The proportion of people who test positive for Covid-19 but who are not being reached by the Test and Trace system has reached a nine-month high, new figures show.

Some 14.8% of people transferred to Test and Trace in England in the week to July 21 were not reached, meaning they were not able to provide details of recent close contacts.

This is the highest proportion since the week to October 14 2020, early in the second wave of coronavirus.

The figures, which have been published by the Department of Health and Social Care, show that 295,315 people were transferred to Test and Trace in the most recent week – the highest number since mid-January.

(PA Graphics)

But while 251,190 of these people were reached and asked to provide details of close contacts, 43,778 were not reached.

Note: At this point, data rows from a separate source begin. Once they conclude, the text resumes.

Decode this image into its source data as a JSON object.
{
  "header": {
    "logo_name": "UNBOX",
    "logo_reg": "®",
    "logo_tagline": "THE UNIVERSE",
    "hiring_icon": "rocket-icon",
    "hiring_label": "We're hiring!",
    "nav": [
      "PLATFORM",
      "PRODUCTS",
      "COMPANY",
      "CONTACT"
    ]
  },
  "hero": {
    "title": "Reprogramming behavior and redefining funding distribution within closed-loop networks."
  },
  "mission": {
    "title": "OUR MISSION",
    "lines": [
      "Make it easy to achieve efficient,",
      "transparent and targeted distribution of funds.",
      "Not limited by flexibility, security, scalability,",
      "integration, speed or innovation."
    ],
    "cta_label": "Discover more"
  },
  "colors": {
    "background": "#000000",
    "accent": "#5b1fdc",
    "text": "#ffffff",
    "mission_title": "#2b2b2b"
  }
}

A further 347 people did not provide communication details.

Anybody in England who tests positive for Covid-19, either through a rapid (LFD) test or a PCR test processed in a laboratory, is transferred to Test and Trace so their contacts can be identified and alerted.

With around one in seven people not being reached, it is likely that tens of thousands of other people are not being contacted to let them know they need to self-isolate.

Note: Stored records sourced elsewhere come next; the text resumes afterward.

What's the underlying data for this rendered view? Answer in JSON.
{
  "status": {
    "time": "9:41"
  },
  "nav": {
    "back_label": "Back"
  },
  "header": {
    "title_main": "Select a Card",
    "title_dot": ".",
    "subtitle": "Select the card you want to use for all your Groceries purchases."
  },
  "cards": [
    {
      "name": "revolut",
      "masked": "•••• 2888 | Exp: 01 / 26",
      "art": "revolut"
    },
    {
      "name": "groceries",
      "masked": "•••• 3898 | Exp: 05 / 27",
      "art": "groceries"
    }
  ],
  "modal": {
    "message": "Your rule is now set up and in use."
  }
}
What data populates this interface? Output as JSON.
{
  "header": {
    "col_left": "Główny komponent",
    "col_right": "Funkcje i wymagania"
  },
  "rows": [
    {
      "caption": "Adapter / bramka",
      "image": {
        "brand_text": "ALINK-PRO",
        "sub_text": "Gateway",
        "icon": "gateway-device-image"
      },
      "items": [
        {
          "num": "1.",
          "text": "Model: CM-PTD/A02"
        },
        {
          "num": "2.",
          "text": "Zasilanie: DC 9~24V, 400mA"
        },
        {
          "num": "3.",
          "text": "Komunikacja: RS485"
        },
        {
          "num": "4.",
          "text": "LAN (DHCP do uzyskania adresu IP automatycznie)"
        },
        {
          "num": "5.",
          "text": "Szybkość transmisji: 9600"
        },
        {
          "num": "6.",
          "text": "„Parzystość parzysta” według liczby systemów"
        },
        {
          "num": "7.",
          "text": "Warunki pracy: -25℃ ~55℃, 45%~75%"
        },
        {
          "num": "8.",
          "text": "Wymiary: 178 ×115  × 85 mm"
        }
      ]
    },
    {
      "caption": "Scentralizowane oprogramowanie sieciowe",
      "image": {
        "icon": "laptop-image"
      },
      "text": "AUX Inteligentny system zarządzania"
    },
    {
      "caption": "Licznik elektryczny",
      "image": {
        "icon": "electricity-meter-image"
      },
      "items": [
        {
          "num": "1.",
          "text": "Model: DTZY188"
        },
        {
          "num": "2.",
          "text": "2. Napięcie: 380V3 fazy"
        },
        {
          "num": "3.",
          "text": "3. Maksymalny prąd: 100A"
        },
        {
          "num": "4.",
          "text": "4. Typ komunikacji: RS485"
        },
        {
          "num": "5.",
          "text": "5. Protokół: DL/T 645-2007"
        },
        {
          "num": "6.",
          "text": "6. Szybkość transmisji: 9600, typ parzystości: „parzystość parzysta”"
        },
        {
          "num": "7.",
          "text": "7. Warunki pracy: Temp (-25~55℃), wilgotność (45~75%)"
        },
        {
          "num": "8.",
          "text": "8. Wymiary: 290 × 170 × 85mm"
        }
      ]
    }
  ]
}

More than half a million (536,338) close contacts were reached and asked to self-isolate in the week to July 21 – again, the highest number since mid-January.

Yet of all the close contacts successfully identified in the latest week, around one in 10 were still not reached.

The latest figures suggest the Test and Trace system is facing pressures similar to those seen during the second wave of the virus last winter.

Just under two thirds (63.7%) of people who were tested for Covid-19 in England in the week ending July 21 at a regional site, local site or mobile testing unit – a so-called “in-person” test – received their result within 24 hours.

This is down slightly from 64.7% in the previous week, and is the third time since mid-January that the percentage has been below two thirds.

Prime Minister Boris Johnson had pledged that, by the end of June 2020, the results of all in-person tests would be back within 24 hours.

He told the House of Commons on June 3 2020 he would get “all tests turned around within 24 hours by the end of June, except for difficulties with postal tests or insuperable problems like that”.

The latest Test and Trace figures also show that 307,758 people tested positive for Covid-19 in England at least once in the week to July 21.

This is up 18% week-on-week, and is the highest number since the week to January 13.